Joly de Lotbiniere (known to his friends as "Lobo") was born in Quebec, the second son of Sir Henry Gustave Joly de Lotbiniere and Margaretta Josepha Gowen. He was educated at the Bishops College School, Lennoxville, and the Royal Marines College, Kingston Canada in 1883. He served for two years with the Canadian Pacific Railways Workshops hoping to become a mechanical engineer. In 1885 the British Government increased Canadian positions in the army due to the fear of a war with Russia. He then joined the Royal Engineers in 1886 becoming a captain in 1895 and Major in 1903. He went to India in 1887 and was involved in the construction of a lighthouse at Manora, Karachi, on the Rawalpindi defences, Murree water supplies, and the Bangalore city water supply. In 1898 he was moved to the Home Establishment and became an instructor at the school of mechanical engineering. In 1899 he was called to Mysore as deputy chief engineer in the Mysore Durbar serving under the chief engineer McNeill Campbell. In 1902 he was involved in establishing the Cauvery Falls power transmission line from Sivasamudram to the Kolar Gold Fields at a cost of £340,000. It was the first large hydroelectric transmission line scheme in Asia and the longest in the world at the time. He was promoted to Major in 1903 and was invited by the Kashmir Durbar of Maharaja Pratap Singh to examine hydroelectric power.
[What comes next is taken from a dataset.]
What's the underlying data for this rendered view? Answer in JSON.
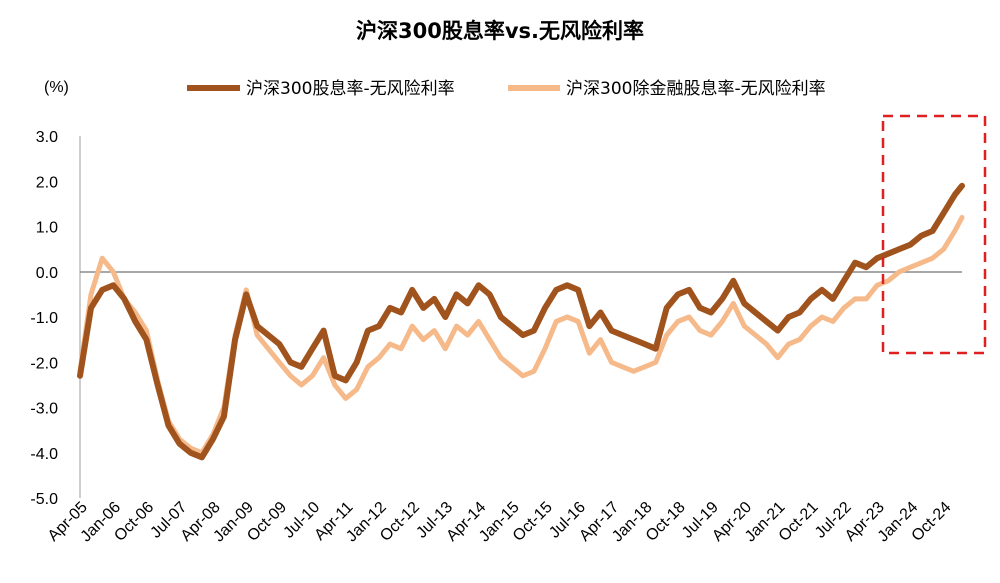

He set up electric lights in the palace and in some European establishments by 1904. The Mohra hydropower project near Varmul on the River Jhelum was conceptualized in 1904 and completed in 1908. It was also intended to power the Abbotabad-Srinagar railways and in 1906 he was appointed chief engineer, Kashmir State Public Works. He was involved in dredging the outlet of Wular lake to reclaim marshes and to reduce flooding risk. In 1913 he was transferred to Bengal. In 1914 he was selected as chief engineer for the Anzac Corps at Cairo to defend the Suez Canal. He then moved to France and then moved to his home establishment as chief engineer eastern command until he retired with the temporary rank of Major General in 1919 in England. He died at Greystoke, Berkshire.

He received Companion of the Most Eminent Order of the Indian Empire in 1905 and a Kaiser-i-Hind gold medal in 1903. He married Marion Helen daughter of Colonel J. Campbell in 1887 who died twelve days after the death of her husband.